Funny, just before I read this blog post, I was thinking about how I didn’t really have time for WoW.
I’ve never gotten to 60, so I don’t know how addictive the end game is. But is it really all raiding? I don’t think I’d be able to devote 12+ hours on weekends for raids. 3-4 hours maybe, but 12 hours? Well, my brother just hit 60 recently, so I suppose I should ask him after a few weeks what it’s like.
But then again, I’m the sort of person that likes multitasking, the thought of spending 12 or more hours in a day doing the same thing sends a shiver up my spine. So I doubt I’m ever really in any danger of getting addicted in that way.
One could argue that it’s a person’s own responsibility to make sure he doesn’t become overly addicted to any one thing, MMORPGs included. One would think that a person who allows himself to become addicted to MMOs would have just been addicted to something else had the MMO not existed. But MMORPGs are still a strange new thing to our society, one that we haven’t yet been taught how to handle, one that does not yet have those society-set levels that define how much is too much. And one cannot deny that the ability to interact with people from all over the world with an avatar of your own choosing would seem like a powerful opportunity for growth.
But the worst pressures in the game supposedly come from other players.

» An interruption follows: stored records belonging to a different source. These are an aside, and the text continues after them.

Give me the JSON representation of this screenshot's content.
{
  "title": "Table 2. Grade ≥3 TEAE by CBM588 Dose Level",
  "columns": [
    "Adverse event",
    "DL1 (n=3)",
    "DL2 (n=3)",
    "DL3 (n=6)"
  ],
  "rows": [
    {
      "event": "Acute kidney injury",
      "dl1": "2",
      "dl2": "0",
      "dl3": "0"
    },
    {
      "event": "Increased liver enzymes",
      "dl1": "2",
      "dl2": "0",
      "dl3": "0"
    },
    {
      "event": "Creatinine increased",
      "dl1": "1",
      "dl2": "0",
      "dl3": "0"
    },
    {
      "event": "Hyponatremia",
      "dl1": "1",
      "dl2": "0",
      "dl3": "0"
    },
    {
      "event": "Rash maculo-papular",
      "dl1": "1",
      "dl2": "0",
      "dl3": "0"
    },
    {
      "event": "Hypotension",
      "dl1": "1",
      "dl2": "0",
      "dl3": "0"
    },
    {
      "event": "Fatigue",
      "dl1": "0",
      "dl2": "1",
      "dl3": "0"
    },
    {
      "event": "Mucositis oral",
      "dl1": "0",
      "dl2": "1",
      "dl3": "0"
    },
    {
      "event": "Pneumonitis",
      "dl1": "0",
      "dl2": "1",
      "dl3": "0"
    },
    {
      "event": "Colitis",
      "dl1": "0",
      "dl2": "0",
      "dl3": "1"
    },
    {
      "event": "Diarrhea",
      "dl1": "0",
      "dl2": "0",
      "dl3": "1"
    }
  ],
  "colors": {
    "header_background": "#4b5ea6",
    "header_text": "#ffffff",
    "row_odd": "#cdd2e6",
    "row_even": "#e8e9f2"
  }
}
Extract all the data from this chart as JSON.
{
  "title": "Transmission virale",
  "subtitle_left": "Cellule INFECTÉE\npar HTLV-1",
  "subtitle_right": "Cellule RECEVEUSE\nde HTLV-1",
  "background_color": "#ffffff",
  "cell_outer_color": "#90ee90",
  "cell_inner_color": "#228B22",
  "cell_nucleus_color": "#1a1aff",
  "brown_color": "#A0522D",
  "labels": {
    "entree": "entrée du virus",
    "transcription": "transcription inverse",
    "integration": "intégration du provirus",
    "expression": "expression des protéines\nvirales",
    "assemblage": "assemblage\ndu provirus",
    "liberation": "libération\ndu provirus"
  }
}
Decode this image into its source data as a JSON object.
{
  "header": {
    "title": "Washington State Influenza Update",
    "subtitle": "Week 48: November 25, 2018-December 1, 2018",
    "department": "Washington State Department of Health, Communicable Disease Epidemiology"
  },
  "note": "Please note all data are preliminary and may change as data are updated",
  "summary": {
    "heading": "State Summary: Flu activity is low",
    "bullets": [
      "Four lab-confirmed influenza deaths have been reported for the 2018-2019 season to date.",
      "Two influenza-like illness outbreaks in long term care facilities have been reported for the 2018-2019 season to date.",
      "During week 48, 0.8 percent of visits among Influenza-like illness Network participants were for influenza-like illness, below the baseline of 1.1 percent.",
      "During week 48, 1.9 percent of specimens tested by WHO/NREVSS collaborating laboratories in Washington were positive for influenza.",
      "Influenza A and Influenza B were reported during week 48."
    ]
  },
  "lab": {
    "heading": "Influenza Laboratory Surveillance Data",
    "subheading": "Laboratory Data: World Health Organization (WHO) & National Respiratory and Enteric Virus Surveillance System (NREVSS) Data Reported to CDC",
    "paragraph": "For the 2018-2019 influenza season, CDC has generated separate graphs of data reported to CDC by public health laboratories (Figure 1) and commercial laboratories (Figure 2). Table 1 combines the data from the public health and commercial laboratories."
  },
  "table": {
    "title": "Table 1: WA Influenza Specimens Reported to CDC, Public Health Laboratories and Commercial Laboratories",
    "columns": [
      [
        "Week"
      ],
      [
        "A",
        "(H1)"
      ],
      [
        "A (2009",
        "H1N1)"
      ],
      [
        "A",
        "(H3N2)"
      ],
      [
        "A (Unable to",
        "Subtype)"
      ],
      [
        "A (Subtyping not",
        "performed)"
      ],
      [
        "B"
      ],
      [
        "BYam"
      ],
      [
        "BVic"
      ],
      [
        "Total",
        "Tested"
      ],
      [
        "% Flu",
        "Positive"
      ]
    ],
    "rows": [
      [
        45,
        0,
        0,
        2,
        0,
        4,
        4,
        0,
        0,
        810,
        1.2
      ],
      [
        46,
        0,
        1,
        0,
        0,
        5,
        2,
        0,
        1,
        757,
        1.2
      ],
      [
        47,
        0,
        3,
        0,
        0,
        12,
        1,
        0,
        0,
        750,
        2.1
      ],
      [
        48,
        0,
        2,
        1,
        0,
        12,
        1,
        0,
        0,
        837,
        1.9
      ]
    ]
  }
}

After reading the article, I’m not even sure I want to be involved in raiding (although I suppose it depends on what other end-game content is available), as a raiding guild can probably exert a lot on peer pressure for one to commit more time to the ever-addictive game.
This phenomenon doesn’t really exist only for MMORPGs though, it’s just a lot easier because of the social factor involved. It can happen with offline games as well, especially open-ended ones. I once knew someone who brought her home computer to the lab at school for the sole purpose of being able to play The Sims while at the lab. And whenever I dropped by the Lab, there she was, happily clicking away to earn her Simoleans. MMOs like WoW are infinitely more deep than The Sims because of the interaction
with other players and the constantly improving game content.
After all is said, Blizzard has made one hell of game, one that provides a virtual escape for many people. I suppose one should just be careful that it adds something to your life instead of taking away.